Tuesday, August 30, 2011

Etch your soul on the tattered page

(by Ciara)

When I first started as a book blogger, I was starry-eyed and tongue-tied at meeting my first Author. And my second. And third. And so on, these Artists who, god-like, constructed the vibrant worlds between the pages of my beloved novels. My first thought was: "Squeeee! Let me bathe in your brilliance!"

Eventually I realized Authors were ordinary people who had grocery lists and dirty socks. The glaze wore off, but the empathy grew. Writing a griping, emotion-filled story is harder, much harder, without god-like powers. It requires more than blood, sweat, and tears. It requires soul, and soul is an intimate, embarrassing thing. Imagine walking through Times Square and stopping every person to share your deepest, darkest moments. You worst fears. Everything in you that is good. Everything in you that is shameful.

"Write what disturbs you, what you fear, what you have not been willing to speak about. Be willing to be split open."
Natalie Goldberg (Writing Down the Bones: Freeing the Writer Within)

I didn't understand that until I finished writing my second book. It's like I didn't understand my parents until I became one myself. Some things I understand academically, but I don't really, really know them until I've lived it. Now that I understand that, every book that I read has become a coded diary. What darkness inside the author has she transcribed on these pages? Which tears has she shed? Which hearts has she broken?

A story can be fine without that messy emotional input, but it can only be great with the tarnished, shining soul of the author staining its pages.

And that takes a big set of balls to splash your darkness across the blank page like so much dirty laundry.

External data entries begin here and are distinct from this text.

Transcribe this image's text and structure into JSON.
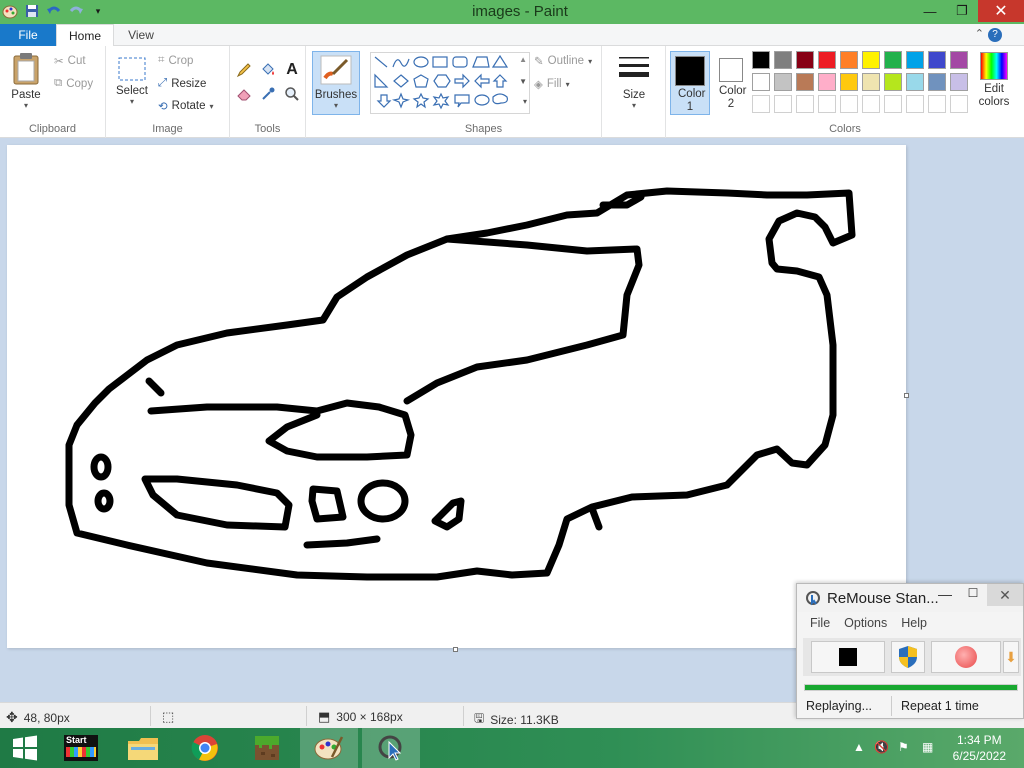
{
  "window": {
    "title": "images - Paint"
  },
  "tabs": [
    "File",
    "Home",
    "View"
  ],
  "clipboard": {
    "group": "Clipboard",
    "paste": "Paste",
    "cut": "Cut",
    "copy": "Copy"
  },
  "image": {
    "group": "Image",
    "select": "Select",
    "crop": "Crop",
    "resize": "Resize",
    "rotate": "Rotate"
  },
  "tools": {
    "group": "Tools"
  },
  "brushes": {
    "label": "Brushes"
  },
  "shapes": {
    "group": "Shapes",
    "outline": "Outline",
    "fill": "Fill"
  },
  "size": {
    "label": "Size"
  },
  "colors": {
    "group": "Colors",
    "color1": "Color 1",
    "color2": "Color 2",
    "edit": "Edit colors",
    "color1_value": "#000000",
    "color2_value": "#ffffff",
    "palette_row1": [
      "#000000",
      "#7f7f7f",
      "#880015",
      "#ed1c24",
      "#ff7f27",
      "#fff200",
      "#22b14c",
      "#00a2e8",
      "#3f48cc",
      "#a349a4"
    ],
    "palette_row2": [
      "#ffffff",
      "#c3c3c3",
      "#b97a57",
      "#ffaec9",
      "#ffc90e",
      "#efe4b0",
      "#b5e61d",
      "#99d9ea",
      "#7092be",
      "#c8bfe7"
    ],
    "palette_row3": [
      "#ffffff",
      "#ffffff",
      "#ffffff",
      "#ffffff",
      "#ffffff",
      "#ffffff",
      "#ffffff",
      "#ffffff",
      "#ffffff",
      "#ffffff"
    ]
  },
  "status": {
    "cursor": "48, 80px",
    "selection_size": "",
    "image_size": "300 × 168px",
    "file_size": "Size: 11.3KB"
  },
  "remouse": {
    "title": "ReMouse Stan...",
    "menu": [
      "File",
      "Options",
      "Help"
    ],
    "progress": 1.0,
    "status": "Replaying...",
    "repeat": "Repeat 1 time"
  },
  "taskbar": {
    "start_label": "Start",
    "time": "1:34 PM",
    "date": "6/25/2022"
  }
}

We are advised to be ourselves on social networking to connect with readers, while still being professional. Be you, but only the good parts. Show your colors, but not if they offend. Writing a book is different. It's the black parts that make it interesting, and it's those parts that make writing a terrifying endeavor. I know I have the tendency to edit my own darkness out of my books, just like I edit it out in my public persona. It takes courage I'm still searching for.

So while my starry-eyed wonder for the glowing gods who write books is no more, it's been replaced by something real: the deep respect of a soldier who has seen her first battle. Now when I meet a new author, my first thought is this: "I salute you, comrade."

1 comment:

Gabriella Hewitt said...

Totally agree with you. It is a delicate balance between being yourself and being professional. I think I am way cooler in the written form. The regular me is quite a bit quirky and I tend to have foot in mouth disease. LOL

That said, I would like to contact DIK about a guest blog but the contact button seems to not work. How can I contact you?